Un voyage initiatique
Or, selon les membres de l’association Seuil, ce n’est ni le bon endroit, ni la bonne technique. Depuis 2003, elle propose à ces jeunes un parcours éducatif alternatif : 1600 km à pied à travers la France, l’Espagne, le Portugal, ou l’Italie, pendant trois mois et demi. Cette idée est le fruit d’une rencontre entre Bernard Ollivier, journaliste, et deux jeunes délinquants, sur le Chemin de Compostelle. Un juge Belge leur avait proposé une marche de rupture plutôt que la prison. Convaincu des bénéfices que cela peut apporter, Bernard Ollivier décide de créer Seuil.
Près de 20 ans après cette marche, l’association permet chaque année à une quarantaine de jeunes mineurs de réaliser un parcours similaire dans une logique de réinsertion, accompagnés d’une personne civile chargée de l’encadrement.
Dans son livre, “Marche et invente ta vie”, Valery*, le troisième jeune a avoir fait une marche avec Seuil, témoigne. Après avoir été placé en foyer, il intègre un Centre Éducatif Renforcé : « C’est le cercle vicieux : plus les jeunes sont délinquants, plus ils doivent justifier leur statut de durs et plus ils cherchent à se distinguer. » Résultat : 66% des mineurs condamnés à une peine de prison récidiveront, dont la moitié avant leur majorité. Des taux qui prouvent l’inefficacité de l’enfermement des mineurs.
Après 110 jours de marche et 2 200 kilomètres effectué, Valery retourne dans sa famille. Mais la justice le rattrape pour un acte commis avant sa marche, c’est le retour en prison. « Je me suis promis que, quand je sortirai, je ferai une grande randonnée. Je n’avais rien à prouver aux autres, avec ce que j’avais fait, j’étais plus fort qu’eux. Je mesurais le chemin que j’avais fait et je m’interdisais de redevenir con. J’avais une réputation de dur, on m’a mis dans la même cellule qu’un jeune qui attendait d’être jugé pour violence, torture et barbarie. Il était soufflé de ce que j’avais fait et me posait plein de questions. Il rêvait de faire la même chose. »
Des débuts difficiles
Le projet du Seuil n’a pourtant pas été accueilli favorablement à ses débuts, malgré la volonté des juges de trouver des peines alternatives à la prison ferme, prononcée dans seulement 5% des cas à 13 ans, 15% à 17 ans, 26% à 18 ans. Patrick Beghin, président de l’association, se souvient : « Il y avait une réticence des fonctionnaires de la Protection Judiciaire de la Jeunesse (PJJ). Ils se demandaient qui étaient ces bénévoles amateurs qui proposaient des marches à l’étranger à des jeunes très problématiques. Certains trouvaient ça intéressant, d’autres dangereux de laisser ces enfants dans la nature aussi longtemps. À cette période on a donc élargi notre offre aux enfants de l’Aide Sociale à l’Enfance (ASE). » Il a fallu attendre l’arrivée de Paul Dall’Acqua, directeur de l’association, ancien éducateur et directeur de la PJJ, pour rassurer ses anciens collègues et augmenter le nombre de marches.

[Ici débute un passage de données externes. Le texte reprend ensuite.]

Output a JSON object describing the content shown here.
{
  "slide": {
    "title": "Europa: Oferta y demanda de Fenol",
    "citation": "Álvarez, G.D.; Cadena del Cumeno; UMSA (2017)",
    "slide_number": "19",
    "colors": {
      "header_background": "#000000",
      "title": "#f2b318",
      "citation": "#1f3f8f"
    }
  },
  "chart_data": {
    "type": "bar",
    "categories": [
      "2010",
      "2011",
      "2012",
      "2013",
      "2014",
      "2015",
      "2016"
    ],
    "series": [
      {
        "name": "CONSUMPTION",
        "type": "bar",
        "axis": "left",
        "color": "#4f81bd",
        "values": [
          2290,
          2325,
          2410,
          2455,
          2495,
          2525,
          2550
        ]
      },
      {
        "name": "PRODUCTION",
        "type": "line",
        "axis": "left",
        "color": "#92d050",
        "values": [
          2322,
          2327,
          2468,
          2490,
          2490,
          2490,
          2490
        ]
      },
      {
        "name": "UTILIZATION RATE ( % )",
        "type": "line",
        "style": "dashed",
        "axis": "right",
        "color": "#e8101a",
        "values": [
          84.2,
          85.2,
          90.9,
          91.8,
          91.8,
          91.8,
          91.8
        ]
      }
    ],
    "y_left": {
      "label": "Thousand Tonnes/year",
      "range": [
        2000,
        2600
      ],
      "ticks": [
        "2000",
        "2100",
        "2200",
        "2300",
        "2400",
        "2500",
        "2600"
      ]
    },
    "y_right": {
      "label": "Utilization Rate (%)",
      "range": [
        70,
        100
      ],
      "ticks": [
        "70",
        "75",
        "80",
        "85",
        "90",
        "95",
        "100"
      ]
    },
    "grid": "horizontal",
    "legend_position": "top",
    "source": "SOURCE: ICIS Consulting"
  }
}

En 2019, 37 jeunes ont pu bénéficier de la marche Seuil, 23 sont issus de la PJJ et 14 d’Établissement Pour Mineurs ou de Centre Éducatifs Fermés. Les autres viennent de placements en milieu ouvert, de foyers, ou de leur famille d’origine.
© Seuil
Une marche encadrée
Administrativement, tout part souvent d’une proposition d’un éducateur, acceptée par le jeune. Celui-ci rédige alors une lettre exprimant ses motivations, et le juge des enfants tranche. En cas d’accord, il peut accorder un aménagement de peine ou une libération conditionnelle. L’association, elle, n’applique pas de filtre. « On ne fait aucun tri. Même si le jeune paraît avoir des problèmes psychologiques ou un manque de motivation, on ne se sent pas légitime de leur refuser cette chance. Donc tous ceux qui font une lettre de motivation et ont un objet favorable du juge sont acceptés », précise Patrick Beghin. À partir de là, tout est mis en place pour que le jeune parte le plus vite possible, trois semaines maximum après le début du recrutement. « Je suis parti en 2013, le jour de la fête de la musique », se rappelle Nathan.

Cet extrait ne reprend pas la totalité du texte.